Or should that be "Pure Credit Redux Squared"? We announced this response yesterday as a lynch mob for Dr. Crane, but nobody remembered to bring a rope. We'll just have to be satisfied with words, not deeds — verbi non facti, to throw a little of our own knowledge of other languages around a bit. (Of course, that pretty much exhausts our knowledge of ye language of ye Caesars, but we won't tell if you don't.)
Anyway, in response to Dr. Bob's extremely thorough response to our posting on pure credit for student loans, I think we'll stand pat. Basically, from the perspective of accounting theory on which Binary Economics is, in part, based (specifically the "matching principle"), if you cannot tie a stream of income directly to the activity being financed or the expenditure of resources, then activity financed or the expenditure of resources is not an investment, and any charge made by the lender in excess of the amount borrowed or expended is not a profit. Usury — riba — consists of taking a profit where no profit is due, and is therefore contrary to justice — vide Vix Pervenit ("On Usury and Other Dishonest Profit"), 1745. To use pure credit to finance projects or anything that does not pay for itself within a reasonable period of time is therefore contrary to the principles of Binary Economics, whatever Louis Kelso or anyone else may have said.
We would, therefore, support interest-free pure credit loans to be used to finance infrastructural projects (including school buildings and government facilities rented to educational providers and public sector agencies), through commercial bank loans to for-profit Citizens Land Banks. In other words, such projects would be profit-making enterprises leased out, with the citizen-owners sharing in any profits over and above legitimate expenses. The stream of income would be "matched" directly to the project itself.
We would not, however, support the use of interest-free pure credit for education. Rather, we would fund human consumption of citizens' educational needs first by making it possible for people to provide for their own needs by their own efforts, whether by sale of their labor, or income from directly owned capital. Should that prove inadequate, educational needs could be met through vouchers funded by private charity, interest-free non-usurious loans from the rich out of their existing accumulations of savings, or by taxpayer grants financed out of current tax revenues.
Such an arrangement would maximize the opportunity of the young and their families to accumulate Capital Homestead stakes as rapidly as possible, and eventually enable the students to pay for their own educational costs from Capital Homesteading dividend incomes.
To use pure credit to pay for the consumption of educational services would only increase the cost of providing for the salary and retirement incomes of educators. If we stick to confining pure credit for financing highly feasible non-human productive assets, society will reverse the exponential trends of higher educational costs.

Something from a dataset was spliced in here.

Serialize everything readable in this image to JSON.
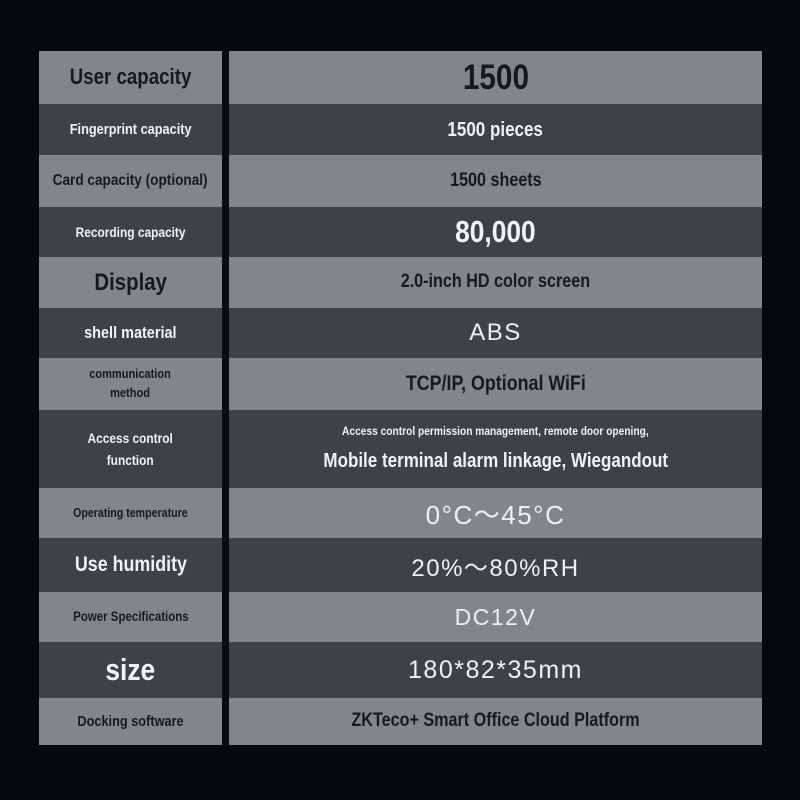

In contrast, in an ideal universally prosperous world would, as in Socrates' day (we'll ignore the 99% of the people who were chattel slaves for the sake of the argument), educators as well as students would have all or most of their subsistence needs produced by non-human energy slaves or robots. This would enable educators — now wage slaves — to teach for the love of teaching, with their services provided as cost-free, beyond-economic-toil, leisure work.
That was the vision of Louis Kelso and Mortimer Adler. Expedients should be — actually must be — funded in ways that preserve the integrity of the logic of Kelso's theory of Binary Economics, as we suggested above. To compromise on the consumption of education would open the door to demands for access to pure credit for food, health services, and rents, all of which are critically important, much more so than formal education, for a person's physical wellbeing and development. Using pure credit as the first recourse in such matters adds a confusion factor into the money creation system that will lead inevitably to runaway inflation, chaos, and increasing intervention and power of the State at the expense of human freedom. In sum, we can support (1) and (3) of Dr. Bob's analysis, but offer a more practical and principled way to address concerns the issues raised in (2).